05 - Vers la privatisation – Georges Besse et Raymond H. Lévy (1984 - 1992)

Les nouveaux présidents

Pour remplacer Bernard Hanon, les pouvoirs publics vont faire successivement appel à Georges Besse (1985-86) et, au décès de celui-ci, à Raymond H. Lévy. Tous deux viennent du corps des Mines et se sont illustrés dans la gestion de grandes entreprises – Eurodif, Cogema et Péchiney pour le premier et Elf, Usinor et Cockerill Sambre pour le second – dont les domaines (matières premières) sont plutôt distants de l’automobile

Georges Besse est un Auvergnat au physique et à la détermination de rugbyman. Son assassinat par deux tueuses irresponsables d’Action Directe interrompra brutalement sa présidence, un soir de novembre 1986, moins de deux ans après son arrivée.
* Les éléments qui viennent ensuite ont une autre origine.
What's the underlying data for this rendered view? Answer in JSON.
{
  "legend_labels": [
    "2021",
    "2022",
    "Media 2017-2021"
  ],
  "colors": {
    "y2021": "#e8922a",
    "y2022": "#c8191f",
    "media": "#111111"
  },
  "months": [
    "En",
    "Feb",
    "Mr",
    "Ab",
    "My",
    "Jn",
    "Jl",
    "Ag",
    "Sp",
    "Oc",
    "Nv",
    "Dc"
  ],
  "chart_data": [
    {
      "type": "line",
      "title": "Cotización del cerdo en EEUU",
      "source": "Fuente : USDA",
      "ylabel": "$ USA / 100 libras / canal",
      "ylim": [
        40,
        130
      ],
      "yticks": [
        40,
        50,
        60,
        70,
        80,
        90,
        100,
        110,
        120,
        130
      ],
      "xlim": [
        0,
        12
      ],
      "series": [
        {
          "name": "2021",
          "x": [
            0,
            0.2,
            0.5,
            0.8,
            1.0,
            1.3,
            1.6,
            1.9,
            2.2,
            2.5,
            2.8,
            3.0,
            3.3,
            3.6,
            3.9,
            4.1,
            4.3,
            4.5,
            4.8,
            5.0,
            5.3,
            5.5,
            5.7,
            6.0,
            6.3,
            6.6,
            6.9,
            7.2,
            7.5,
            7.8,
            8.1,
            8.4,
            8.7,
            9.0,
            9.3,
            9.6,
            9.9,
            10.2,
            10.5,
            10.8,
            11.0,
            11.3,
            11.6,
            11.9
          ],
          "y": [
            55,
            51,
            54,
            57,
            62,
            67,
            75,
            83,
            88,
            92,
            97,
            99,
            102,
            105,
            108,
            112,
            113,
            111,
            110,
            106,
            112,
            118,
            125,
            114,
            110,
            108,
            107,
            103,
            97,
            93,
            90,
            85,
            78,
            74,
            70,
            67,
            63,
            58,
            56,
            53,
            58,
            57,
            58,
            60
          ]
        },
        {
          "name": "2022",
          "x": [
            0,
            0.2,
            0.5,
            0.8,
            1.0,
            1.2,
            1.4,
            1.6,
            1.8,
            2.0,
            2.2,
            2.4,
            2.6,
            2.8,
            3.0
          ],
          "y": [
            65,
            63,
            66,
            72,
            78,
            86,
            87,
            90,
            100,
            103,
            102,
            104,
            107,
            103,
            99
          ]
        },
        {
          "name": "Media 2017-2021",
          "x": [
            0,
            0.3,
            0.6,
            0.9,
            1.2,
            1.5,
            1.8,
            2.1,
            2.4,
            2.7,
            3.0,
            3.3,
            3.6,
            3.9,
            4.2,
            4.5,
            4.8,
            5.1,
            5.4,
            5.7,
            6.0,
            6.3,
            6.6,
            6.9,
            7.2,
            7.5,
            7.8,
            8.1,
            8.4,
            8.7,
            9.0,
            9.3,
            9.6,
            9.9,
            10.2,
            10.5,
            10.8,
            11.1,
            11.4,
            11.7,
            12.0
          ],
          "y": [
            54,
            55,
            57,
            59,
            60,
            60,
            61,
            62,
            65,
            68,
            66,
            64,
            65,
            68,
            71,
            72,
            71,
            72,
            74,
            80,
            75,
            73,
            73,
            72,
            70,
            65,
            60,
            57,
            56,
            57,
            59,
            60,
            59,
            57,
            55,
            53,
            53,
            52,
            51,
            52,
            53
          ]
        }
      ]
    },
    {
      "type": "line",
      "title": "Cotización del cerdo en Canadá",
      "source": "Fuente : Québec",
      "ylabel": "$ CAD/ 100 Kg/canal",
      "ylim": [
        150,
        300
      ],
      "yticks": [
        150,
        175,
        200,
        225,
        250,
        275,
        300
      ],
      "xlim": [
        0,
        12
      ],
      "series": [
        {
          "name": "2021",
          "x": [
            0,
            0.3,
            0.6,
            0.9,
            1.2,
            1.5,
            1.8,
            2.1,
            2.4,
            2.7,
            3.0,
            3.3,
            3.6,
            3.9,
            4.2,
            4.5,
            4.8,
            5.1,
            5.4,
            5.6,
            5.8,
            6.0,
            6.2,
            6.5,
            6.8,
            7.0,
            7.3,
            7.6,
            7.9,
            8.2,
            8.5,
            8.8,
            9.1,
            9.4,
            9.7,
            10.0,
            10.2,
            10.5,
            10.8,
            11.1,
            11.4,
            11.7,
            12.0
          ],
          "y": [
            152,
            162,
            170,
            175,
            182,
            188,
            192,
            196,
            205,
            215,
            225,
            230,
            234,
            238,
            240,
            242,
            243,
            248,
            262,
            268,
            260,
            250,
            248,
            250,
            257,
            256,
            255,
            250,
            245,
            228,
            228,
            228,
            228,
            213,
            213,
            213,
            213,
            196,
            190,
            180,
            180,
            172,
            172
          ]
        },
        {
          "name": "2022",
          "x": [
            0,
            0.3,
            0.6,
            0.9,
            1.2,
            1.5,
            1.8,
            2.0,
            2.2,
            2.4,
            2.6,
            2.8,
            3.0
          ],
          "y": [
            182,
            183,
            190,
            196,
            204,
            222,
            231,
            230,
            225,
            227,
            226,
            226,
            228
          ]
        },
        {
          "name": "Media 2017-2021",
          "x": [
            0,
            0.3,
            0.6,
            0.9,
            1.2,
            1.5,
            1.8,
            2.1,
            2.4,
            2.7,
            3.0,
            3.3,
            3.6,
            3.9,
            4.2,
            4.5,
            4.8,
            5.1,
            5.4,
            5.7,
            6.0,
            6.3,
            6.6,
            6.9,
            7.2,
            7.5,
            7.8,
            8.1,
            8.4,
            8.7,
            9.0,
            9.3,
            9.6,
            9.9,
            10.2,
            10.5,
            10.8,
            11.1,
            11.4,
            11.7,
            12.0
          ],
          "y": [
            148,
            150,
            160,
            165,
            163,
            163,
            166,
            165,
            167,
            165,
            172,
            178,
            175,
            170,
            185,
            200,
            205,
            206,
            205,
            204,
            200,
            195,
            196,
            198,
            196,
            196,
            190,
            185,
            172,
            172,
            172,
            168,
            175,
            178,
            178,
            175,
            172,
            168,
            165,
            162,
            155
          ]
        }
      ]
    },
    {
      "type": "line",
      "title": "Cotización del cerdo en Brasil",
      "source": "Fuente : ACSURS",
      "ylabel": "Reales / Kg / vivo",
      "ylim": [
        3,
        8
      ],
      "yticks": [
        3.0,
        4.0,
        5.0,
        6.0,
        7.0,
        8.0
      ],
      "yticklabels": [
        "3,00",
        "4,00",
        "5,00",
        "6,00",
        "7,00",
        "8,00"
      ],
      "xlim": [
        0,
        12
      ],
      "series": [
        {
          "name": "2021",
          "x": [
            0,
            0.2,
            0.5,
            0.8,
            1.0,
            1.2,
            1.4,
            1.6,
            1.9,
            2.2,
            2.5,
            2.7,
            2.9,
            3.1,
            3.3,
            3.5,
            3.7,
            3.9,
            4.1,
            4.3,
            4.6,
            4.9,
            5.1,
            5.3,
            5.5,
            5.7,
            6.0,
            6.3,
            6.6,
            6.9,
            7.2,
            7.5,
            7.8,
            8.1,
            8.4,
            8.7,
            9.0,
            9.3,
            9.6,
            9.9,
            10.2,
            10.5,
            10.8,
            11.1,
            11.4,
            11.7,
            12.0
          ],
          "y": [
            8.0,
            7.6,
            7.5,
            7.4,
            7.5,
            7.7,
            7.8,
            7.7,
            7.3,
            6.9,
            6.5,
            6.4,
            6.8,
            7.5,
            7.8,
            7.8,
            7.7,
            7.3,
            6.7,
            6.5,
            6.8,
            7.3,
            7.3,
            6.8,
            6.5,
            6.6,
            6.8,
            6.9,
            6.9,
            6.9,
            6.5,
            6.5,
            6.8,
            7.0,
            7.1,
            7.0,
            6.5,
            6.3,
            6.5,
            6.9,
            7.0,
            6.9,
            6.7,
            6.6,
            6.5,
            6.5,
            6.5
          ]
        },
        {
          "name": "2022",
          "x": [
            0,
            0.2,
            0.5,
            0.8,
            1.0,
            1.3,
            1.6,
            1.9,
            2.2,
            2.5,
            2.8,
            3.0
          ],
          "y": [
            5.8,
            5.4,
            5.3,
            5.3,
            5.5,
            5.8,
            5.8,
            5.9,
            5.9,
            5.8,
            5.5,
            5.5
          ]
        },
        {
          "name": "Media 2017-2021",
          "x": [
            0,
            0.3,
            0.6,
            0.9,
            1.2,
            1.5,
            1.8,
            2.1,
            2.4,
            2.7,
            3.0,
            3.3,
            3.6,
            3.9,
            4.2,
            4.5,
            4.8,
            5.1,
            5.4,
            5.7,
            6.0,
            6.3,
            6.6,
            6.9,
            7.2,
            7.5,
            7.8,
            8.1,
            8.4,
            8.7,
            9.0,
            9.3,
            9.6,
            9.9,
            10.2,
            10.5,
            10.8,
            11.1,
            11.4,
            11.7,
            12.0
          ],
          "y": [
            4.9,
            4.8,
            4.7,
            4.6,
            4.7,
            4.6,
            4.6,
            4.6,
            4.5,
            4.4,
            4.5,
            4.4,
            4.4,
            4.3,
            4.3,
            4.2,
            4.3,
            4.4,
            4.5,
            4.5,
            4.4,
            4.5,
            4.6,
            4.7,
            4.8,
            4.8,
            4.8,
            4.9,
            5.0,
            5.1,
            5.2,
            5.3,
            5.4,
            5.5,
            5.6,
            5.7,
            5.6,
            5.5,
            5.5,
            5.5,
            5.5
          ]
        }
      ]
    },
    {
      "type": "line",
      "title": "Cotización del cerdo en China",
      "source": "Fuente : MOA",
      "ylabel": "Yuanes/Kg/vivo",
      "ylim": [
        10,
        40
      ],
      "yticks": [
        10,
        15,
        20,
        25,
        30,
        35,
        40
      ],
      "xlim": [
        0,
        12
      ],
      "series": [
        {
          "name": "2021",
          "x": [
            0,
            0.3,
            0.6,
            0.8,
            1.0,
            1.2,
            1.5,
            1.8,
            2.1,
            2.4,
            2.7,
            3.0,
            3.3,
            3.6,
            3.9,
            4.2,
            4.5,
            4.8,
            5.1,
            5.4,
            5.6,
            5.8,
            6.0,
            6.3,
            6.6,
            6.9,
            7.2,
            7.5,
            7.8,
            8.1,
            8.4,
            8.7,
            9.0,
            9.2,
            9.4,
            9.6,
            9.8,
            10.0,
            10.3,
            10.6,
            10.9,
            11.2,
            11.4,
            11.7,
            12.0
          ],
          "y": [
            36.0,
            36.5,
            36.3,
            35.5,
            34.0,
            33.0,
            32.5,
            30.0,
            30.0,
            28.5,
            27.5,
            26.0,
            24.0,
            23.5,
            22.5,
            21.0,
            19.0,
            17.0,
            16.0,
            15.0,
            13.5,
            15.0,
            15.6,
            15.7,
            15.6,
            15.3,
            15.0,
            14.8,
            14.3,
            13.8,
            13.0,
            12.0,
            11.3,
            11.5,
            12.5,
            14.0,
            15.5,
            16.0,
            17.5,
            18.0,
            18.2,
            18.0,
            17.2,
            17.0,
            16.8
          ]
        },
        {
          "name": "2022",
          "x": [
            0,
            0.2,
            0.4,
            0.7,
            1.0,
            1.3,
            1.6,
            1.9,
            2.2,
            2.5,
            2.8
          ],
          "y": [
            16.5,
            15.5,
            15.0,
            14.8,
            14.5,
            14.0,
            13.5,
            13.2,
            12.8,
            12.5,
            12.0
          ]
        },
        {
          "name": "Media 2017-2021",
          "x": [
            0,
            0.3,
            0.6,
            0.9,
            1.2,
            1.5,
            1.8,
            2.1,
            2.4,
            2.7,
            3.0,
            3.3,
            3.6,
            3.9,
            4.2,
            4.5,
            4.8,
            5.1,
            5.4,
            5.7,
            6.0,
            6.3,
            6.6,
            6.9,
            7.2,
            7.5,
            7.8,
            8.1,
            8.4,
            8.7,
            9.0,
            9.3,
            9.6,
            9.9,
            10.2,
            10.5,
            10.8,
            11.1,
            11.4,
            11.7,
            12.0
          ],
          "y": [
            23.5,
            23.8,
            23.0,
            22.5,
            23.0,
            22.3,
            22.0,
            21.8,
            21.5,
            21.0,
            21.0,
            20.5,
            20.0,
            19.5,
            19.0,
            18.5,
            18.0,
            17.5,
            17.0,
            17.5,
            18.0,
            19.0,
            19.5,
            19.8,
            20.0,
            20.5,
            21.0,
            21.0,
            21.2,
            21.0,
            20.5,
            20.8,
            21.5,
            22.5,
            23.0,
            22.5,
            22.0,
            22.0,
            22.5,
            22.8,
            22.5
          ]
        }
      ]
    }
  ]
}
Raymond H. Lévy (1986-1992) est parisien. Non content de son cursus pourtant bien fourni, il a passé un an aux USA pour acquérir un diplôme du MIT et cache une personnalité complexe sous des dehors caustiques, voire cassants. Exigeants et pointilleux, chacun à sa façon, ils sont tous deux remarquablement adaptés à la lourde tâche qui les attend chez Renault.
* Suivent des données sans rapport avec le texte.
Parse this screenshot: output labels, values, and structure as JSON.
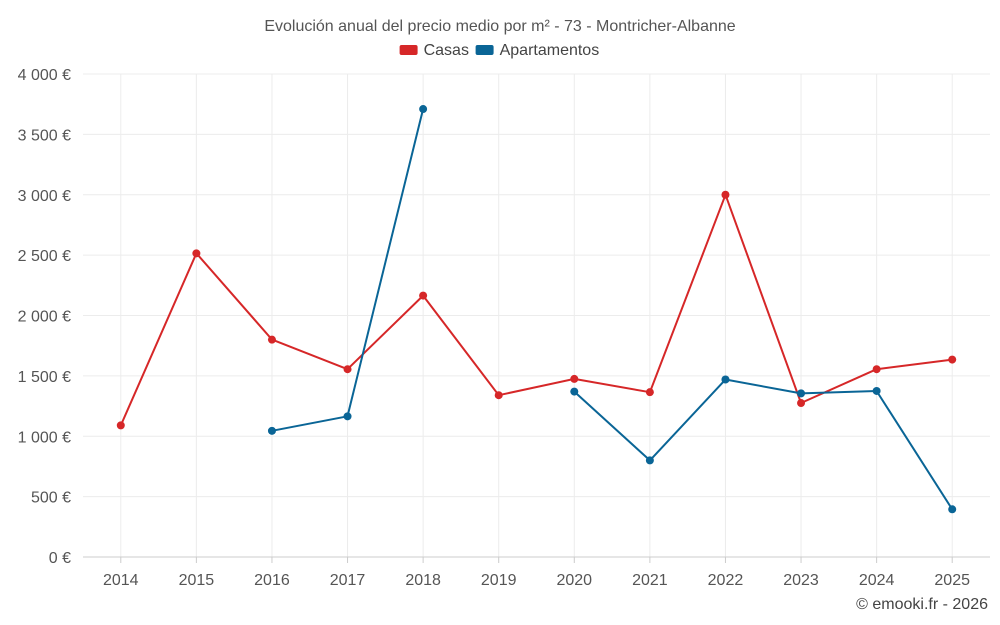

Ils vont s’attaquer avec énergie et constance aux maux qui ont entravé la marche de la RNUR. au point de l’amener au bord du gouffre : le climat social souvent troublé et la qualité insuffisante. À vrai dire, ils bénéficient de l’action déjà largement entamée en ces matières par leur prédécesseur, mais aussi de la prise de conscience générale, tant interne qu’externe, suscitée par la dramatique situation de 1984. Il leur revient d'accélérer le mouvement, dans un contexte devenu a priori plus favorable.

Redimensionnements

Ils vont donc s’attaquer au redimensionnement du groupe Renault pour le ramener à des proportions mieux en rapport avec ses ressources propres. Ils rencontrent naturellement une vive opposition de la CGT, mais celle-ci ne peut bientôt plus s’appuyer que sur ses forces propres, en déclin, car le gouvernement, revenu sur les orientations du début du septennat de François Mitterrand, laisse les mains libres aux nouveaux dirigeants.

Dès 1985, Georges Besse décide 21 000 suppressions de postes qui se substituent aux 5 000 que Bernard Hanon avait tardivement fait accepter par le gouvernement socialiste, bien en-deçà du besoin des 16 000 évalué alors. Malgré les difficultés, elles seront intégralement réalisées, avec mises en préretraite, aide au retour des travailleurs immigrés dans leur pays d'origine et licenciements.

L’opération la plus spectaculaire sera la fermeture de l’usine (en fait des usines de mécanique et de montage) de Billancourt prévue par Georges Besse sur la base de préconisations déjà fort anciennes et annoncée en 1989 par Raymond H. Lévy pour 1992. Le reflux des ventes d’une part et la meilleure efficacité des installations existantes ont dégagé une importante surcapacité, et le site de Boulogne, le plus ancien, souffre de multiples inconvénients liés à son engoncement entre la ville et le fleuve, à ses accès mal commodes et à son empilage en étages.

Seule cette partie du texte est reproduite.